Players will be able to combine the elements to cast spells, wreaking havoc and devastation on the minions of darkness. They will also be able to team up with friends and fight their way through the campaign, or test their skills in the magickal arts through other challenging modes.
Magicka was released on Steam yesterday and is alleged to be full of bugs. In my experience, the single player mode is perfectly playable but could use a little tidying up. Arrowhead have claimed that they'll be releasing patches 'every 24 hours' and I've already received one, so that's positive.
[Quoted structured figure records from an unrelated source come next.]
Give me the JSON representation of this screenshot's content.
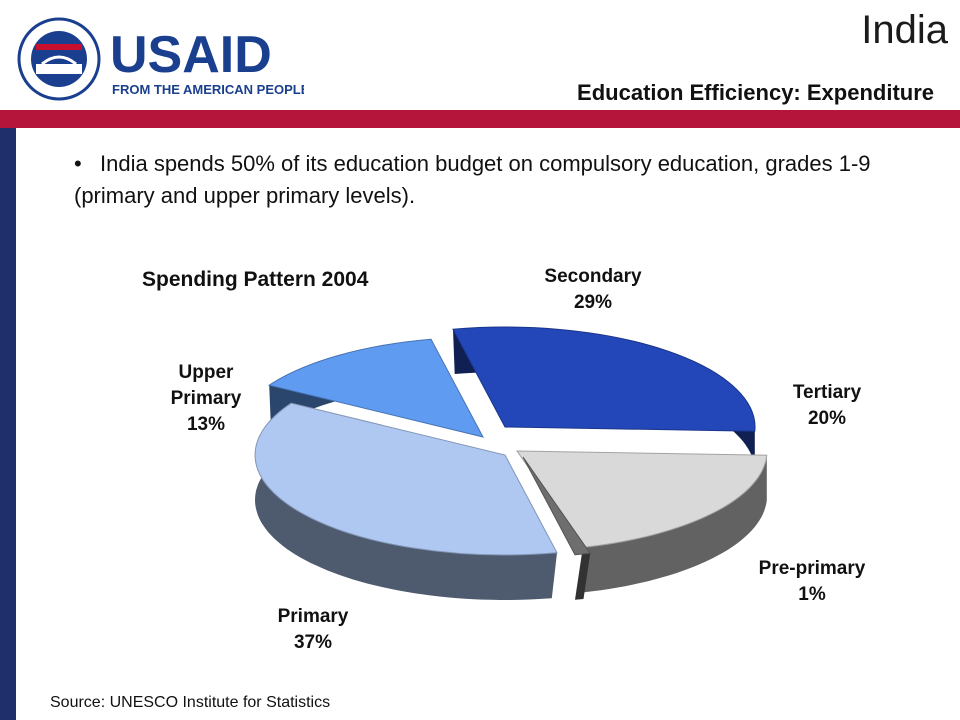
{
  "header": {
    "country": "India",
    "subtitle": "Education Efficiency: Expenditure",
    "logo_wordmark": "USAID",
    "logo_tagline": "FROM THE AMERICAN PEOPLE",
    "seal_text_top": "UNITED STATES AGENCY",
    "seal_text_bottom": "INTERNATIONAL DEVELOPMENT"
  },
  "body": {
    "bullet_mark": "•",
    "bullet_text": "India spends 50% of its education budget on compulsory education, grades 1-9 (primary and upper primary levels)."
  },
  "colors": {
    "navy": "#1f2f6b",
    "crimson": "#b5153a",
    "logo_blue": "#1a3f8f",
    "logo_red": "#c8102e"
  },
  "chart_data": {
    "type": "pie",
    "title": "Spending Pattern 2004",
    "slices": [
      {
        "label": "Secondary",
        "value": 29,
        "value_label": "29%",
        "color": "#2347b8"
      },
      {
        "label": "Tertiary",
        "value": 20,
        "value_label": "20%",
        "color": "#d9d9d9"
      },
      {
        "label": "Pre-primary",
        "value": 1,
        "value_label": "1%",
        "color": "#6e6e6e"
      },
      {
        "label": "Primary",
        "value": 37,
        "value_label": "37%",
        "color": "#aec8f2"
      },
      {
        "label": "Upper Primary",
        "value": 13,
        "value_label": "13%",
        "color": "#5f9bf0"
      }
    ]
  },
  "footer": {
    "source": "Source: UNESCO Institute for Statistics"
  }
}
The game itself is action-oriented and I'd call it hack'n'slash if it weren't for all the magic. Each of up to four players plays co-operatively as a little cartoonish mage in a robe, wielding eight basic elements that can be combined to create a few other elements and a much greater number of spells. It's the spell system that really sells the game. Each cast spell can be made up from up to five elements then cast out, cast on oneself, cast as an area effect around the mage, transferred to ones' weapon and used as part of an attack or, in a small number of specific cases, used to cast a specific pre-made spell such as Haste. The results are creative, varied and often surprising. Fire alone will spit forth a small cone of fire. Earth alone will launch a small rock projectile. Fire & Earth combined will launch a fireball. Perhaps most amusing of all, it's quite easy to mess up and kill yourself - not because some combinations are implicitly bad, but because of the circumstances under which they're cast. While your character is wet, attempting to combine lightning will zap you; using fire on yourself will dry you off; using cold on yourself will freeze you.
The spell components aren't necessarily balanced for the situations you'll find yourself in and I tend to use some far more often than others, but they each provide different effects that are useful in almost all battles, to varying degrees. Much of the fun comes from trying out new combinations and it's always enjoyable to find a new mechanism for keeping yourself alive longer than your enemies. Some druids I fought kept making it rain so I couldn't set fire to their treant creatures, but the game allowed me to counter this with a dispel-like effect... or by killing the druids first.
This isn't an RPG in the traditional sense; the game is made up of linear levels and while you can find new staves to cast with, new weapons to fight with and new spells for the spellbook, further increasing the possibilities for combos, there's no other inventory or form of character progression. Still, the storyline is fun and easy, albeit a little heavy on the popular culture quotes, and it looks as though it'll offer good playtime and replayability for the £7.99 I spent.